Building a web crawler

I have been building a web crawler in ruby, but then decided I did not like how resource intense it was, so I switched to crystal. Anyways, I was using httparty and nokogiri for it, and was wondering if there is anything similar in crystal?

There sure is, and both are in the standard library so you don’t even need to install anything (other than libxml2 if your system doesn’t already have it installed).

HTTP::Client works a lot like HTTParty:

require "http"
puts HTTP::Client.get("https://crystal-lang.org/").body

You can also instantiate the client to avoid having to create a new TCP connection every time, just like you do with HTTParty. Docs

And then for parsing the HTML bodies, you can use XML.parse_html:

require "http"
require "xml"

html = HTTP::Client.get(url).body
parsed = XML.parse_html(html)
parsed.xpath_nodes("//a").each do |link|
  puts link["href"]?
end
3 Likes

Before you sink a bunch of time into this, checkout GitHub - watzon/arachnid: Powerful web scraping framework for Crystal and see if that would suit your needs.

EDIT: NVM, apparently it’s broken…

\cc @watzon

Dang :joy:, that would’ve made my life easier.

Based on Incompatible with crystal v1.1.1 · Issue #8 · watzon/arachnid · GitHub, just needs some updates since Crystal 1.0. Could just make a PR to touch those things up and should be good to go.

I really need to fix arachnid.

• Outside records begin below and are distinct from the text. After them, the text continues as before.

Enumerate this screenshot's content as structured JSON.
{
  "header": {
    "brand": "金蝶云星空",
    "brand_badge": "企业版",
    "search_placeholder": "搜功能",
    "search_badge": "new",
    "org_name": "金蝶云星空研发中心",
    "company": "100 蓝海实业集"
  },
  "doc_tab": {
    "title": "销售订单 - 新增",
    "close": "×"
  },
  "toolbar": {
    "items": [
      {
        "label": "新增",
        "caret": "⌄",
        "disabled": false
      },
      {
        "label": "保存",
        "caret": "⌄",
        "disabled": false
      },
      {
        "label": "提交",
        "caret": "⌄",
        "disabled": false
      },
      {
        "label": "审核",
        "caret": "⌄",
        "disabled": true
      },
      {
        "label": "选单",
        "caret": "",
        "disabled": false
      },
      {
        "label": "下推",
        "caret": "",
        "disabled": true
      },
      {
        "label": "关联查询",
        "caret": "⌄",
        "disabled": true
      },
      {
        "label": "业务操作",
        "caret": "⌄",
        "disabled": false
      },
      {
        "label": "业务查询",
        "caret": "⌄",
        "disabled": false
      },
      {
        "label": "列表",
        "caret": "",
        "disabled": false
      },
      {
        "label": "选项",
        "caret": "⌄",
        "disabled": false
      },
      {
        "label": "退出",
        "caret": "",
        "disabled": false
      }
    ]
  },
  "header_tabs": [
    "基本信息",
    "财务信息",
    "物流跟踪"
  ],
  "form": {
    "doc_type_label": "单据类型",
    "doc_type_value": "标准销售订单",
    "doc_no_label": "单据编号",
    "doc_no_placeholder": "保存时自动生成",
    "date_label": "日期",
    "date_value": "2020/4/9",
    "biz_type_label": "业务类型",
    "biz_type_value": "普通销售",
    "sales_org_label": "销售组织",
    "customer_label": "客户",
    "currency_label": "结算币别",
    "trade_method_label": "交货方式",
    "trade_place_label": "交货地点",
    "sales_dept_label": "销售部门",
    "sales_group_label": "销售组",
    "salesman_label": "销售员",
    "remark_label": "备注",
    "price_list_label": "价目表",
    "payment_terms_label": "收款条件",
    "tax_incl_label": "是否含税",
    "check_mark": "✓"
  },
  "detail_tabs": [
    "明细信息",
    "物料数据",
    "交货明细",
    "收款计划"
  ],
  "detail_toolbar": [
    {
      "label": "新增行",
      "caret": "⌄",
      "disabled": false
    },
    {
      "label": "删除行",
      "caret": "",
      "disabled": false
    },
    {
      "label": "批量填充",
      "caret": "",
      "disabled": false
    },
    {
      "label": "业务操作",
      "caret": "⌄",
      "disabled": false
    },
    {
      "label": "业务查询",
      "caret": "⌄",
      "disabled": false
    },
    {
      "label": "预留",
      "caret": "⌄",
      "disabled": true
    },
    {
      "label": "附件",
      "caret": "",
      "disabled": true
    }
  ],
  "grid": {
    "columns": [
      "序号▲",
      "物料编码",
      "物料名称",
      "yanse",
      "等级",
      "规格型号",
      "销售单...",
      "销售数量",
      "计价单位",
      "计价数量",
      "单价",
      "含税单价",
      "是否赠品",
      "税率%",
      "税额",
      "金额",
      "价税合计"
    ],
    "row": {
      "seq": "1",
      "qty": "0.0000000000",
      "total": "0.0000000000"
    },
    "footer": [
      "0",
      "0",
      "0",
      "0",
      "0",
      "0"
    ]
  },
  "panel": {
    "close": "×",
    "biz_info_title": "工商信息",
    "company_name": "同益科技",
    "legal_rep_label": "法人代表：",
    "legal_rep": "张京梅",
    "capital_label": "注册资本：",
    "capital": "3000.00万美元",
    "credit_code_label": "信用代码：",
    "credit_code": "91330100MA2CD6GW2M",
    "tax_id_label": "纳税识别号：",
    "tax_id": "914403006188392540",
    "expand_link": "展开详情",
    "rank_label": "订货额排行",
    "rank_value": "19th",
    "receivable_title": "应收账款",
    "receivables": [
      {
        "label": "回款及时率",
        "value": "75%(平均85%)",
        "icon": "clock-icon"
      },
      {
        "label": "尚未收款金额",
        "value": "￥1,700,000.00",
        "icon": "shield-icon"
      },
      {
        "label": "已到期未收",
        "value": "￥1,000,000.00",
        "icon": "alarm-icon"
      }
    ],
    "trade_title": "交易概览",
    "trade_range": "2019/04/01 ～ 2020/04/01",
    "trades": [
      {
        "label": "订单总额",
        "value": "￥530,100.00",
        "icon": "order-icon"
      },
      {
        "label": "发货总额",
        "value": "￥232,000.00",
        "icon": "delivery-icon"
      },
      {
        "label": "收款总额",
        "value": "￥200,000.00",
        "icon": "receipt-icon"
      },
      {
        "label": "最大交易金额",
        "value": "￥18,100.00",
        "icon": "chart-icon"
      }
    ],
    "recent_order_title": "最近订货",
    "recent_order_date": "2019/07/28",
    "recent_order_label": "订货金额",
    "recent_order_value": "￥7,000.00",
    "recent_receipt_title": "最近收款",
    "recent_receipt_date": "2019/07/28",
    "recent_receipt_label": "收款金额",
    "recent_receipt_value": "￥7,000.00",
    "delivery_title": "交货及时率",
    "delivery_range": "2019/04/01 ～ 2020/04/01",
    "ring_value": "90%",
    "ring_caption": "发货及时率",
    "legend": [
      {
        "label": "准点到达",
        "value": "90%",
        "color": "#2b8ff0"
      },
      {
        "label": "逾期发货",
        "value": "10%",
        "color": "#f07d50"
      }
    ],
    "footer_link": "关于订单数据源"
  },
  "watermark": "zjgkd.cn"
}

It is a pretty good crawler, I just got too ambitious with the Marionette integration and ended up making it a lot harder to work with. I need to take it back to the drawing board and try to simplify the architecture.

Back when I did GitHub - bcardiff/tasko.cr the main use case was to power a web crawler. Yet that is in a private repo and not in the samples.

1 Like